I also think it is the hard throwers. I wonder if the flies to grounders ratios have changed, too. If there are more fly balls being hit relative to grounders, and there are more fly ball pitchers throwing hard, you'll get the Scherzer Effect of dominant K totals with more home runs.
That's pretty easy to test. The data set is pretty granular, so you can see (1) if the HR rate on pitches at given speeds has changed (e.g., HR rate on 95 MPH fastballs), (2) if pitch mix is affecting it (are pitchers throwing more fastballs because they throw harder), and (3), related to (2), is there a "sweet spot" for home run throwing (I would assume that, at least for fastballs, HR rates follow a predictable distribution - very hard (97 and up) don't get hit out much, but neither do very slow (under 88 or so) because guys who throw that slowly don't stick around much unless they can keep their fastball down/on the ground) and a corresponding increase in pitches in that range driving the rise? Anyone with the full data set and a software tool could run those pretty easily.

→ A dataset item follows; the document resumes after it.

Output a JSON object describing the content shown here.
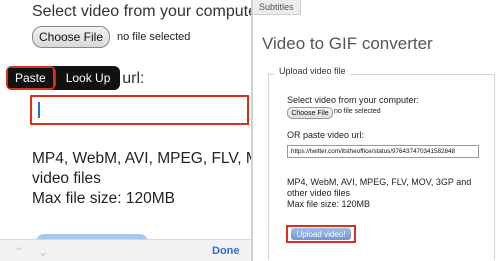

It's more likely PEDs or a change to the ball than a statistical aberration: while it's only 1 year, that's a big sample size (almost 2700 games already). A rise that big over that size of a sample suggests something's different across the entire sample. It could be changing hitter approaches - it seems every team has 3 Mark Reynolds hitters now, it could be harder throwers, it could be PEDs, it could be a combination of all those.